El día se perfilaba intenso. Después de revisar presupuestos, ya me ardían los ojos, pero al menos tenía dos opciones: una empresa local y otra de un contratista con el que ya había trabajado. La local era más conveniente por proximidad y tranquilidad para el cliente, pero no los conocía. En cambio, mi empresa de confianza ya había demostrado su eficacia en otros proyectos y sabíamos exactamente qué esperar el uno del otro. Era momento de tomar una decisión.
Me miré en el espejito de mi bolso y suspiré. Además de que me ardían los ojos, estaban rojos como los de un demonio. Rebusqué en la cartera, saqué unas gotas y me las apliqué. Listo. Ahora un panecillo, un sorbo de agua y al ruedo.
Llamé a Yaroslav Pavlovich para confirmar que estaba disponible. Sonaba poco entusiasmado con la idea, pero al menos aceptó recibirme.
Recogí mis papeles y me dirigí a su oficina. A esas horas, la empresa ya parecía desierta. Aquí, la jornada laboral desaparecía después de las cinco de la tarde. Durante el día, la gente también se esfumaba: las vacas eran prioridad absoluta. Cada región tenía sus peculiaridades. En el oeste del país, el trabajo se paralizaba antes de las festividades; en Odesa, en verano, encontrar empleados era una hazaña. Pero bueno, es lo que hay.
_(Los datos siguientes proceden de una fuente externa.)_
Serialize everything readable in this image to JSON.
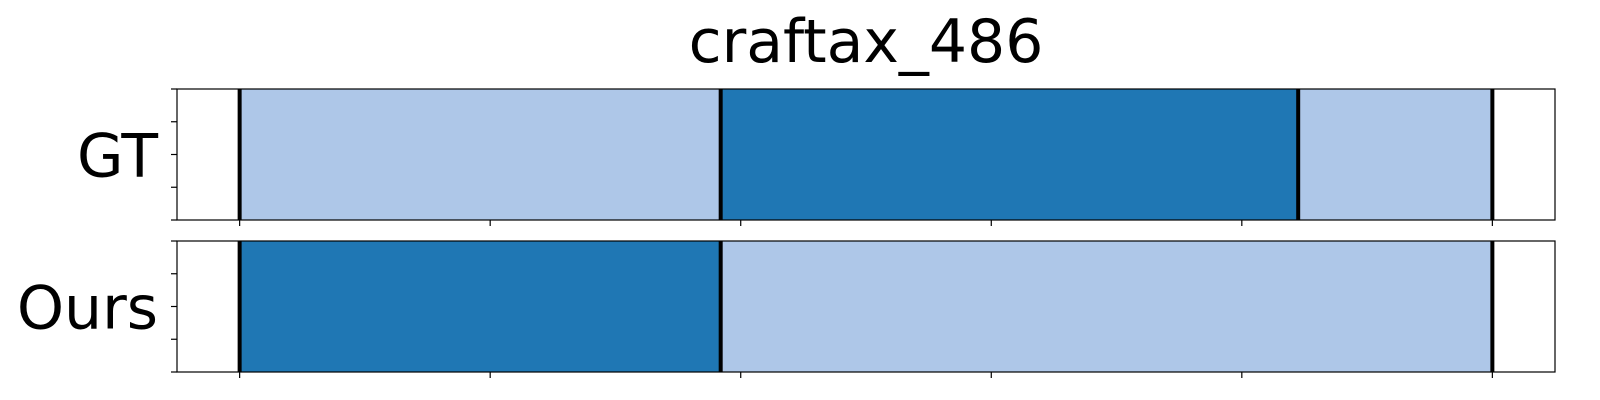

Toqué la puerta y entré. Yaroslav Pavlovich estaba con los pies sobre el escritorio, contemplando el techo con expresión ausente.
— ¡Buenas tardes! — saludé.
— Por su expresión, me temo que está a punto de arruinar la mía, — murmuró con resignación.
Luego, con un gesto grandilocuente, me indicó que tomara asiento junto a él.
— Yaroslav Pavlovich, me gustaría acordar con usted la elección del contratista.
— Acuérdelo. Aunque, por alguna razón, hoy he dormido poco y no estoy muy preparado para cuestiones globales, — lanzó con sorna, recordándome cómo había sacado mi coche del barro.
— Lo siento, de nuevo, — respondí como una niña regañada.
— ¡Pero qué dice! Rescatar a una dama en apuros es simplemente el deber de todo caballero. Aunque, claro, yo no me considero uno de ellos.
— Bien. Porque yo tampoco tengo nada en común con una dama en apuros. Tengo dos presupuestos y dos contratistas. Y lo único que realmente me interesa ahora es que apruebe uno de ellos.
— A ver, — frunció el ceño y tomó los papeles.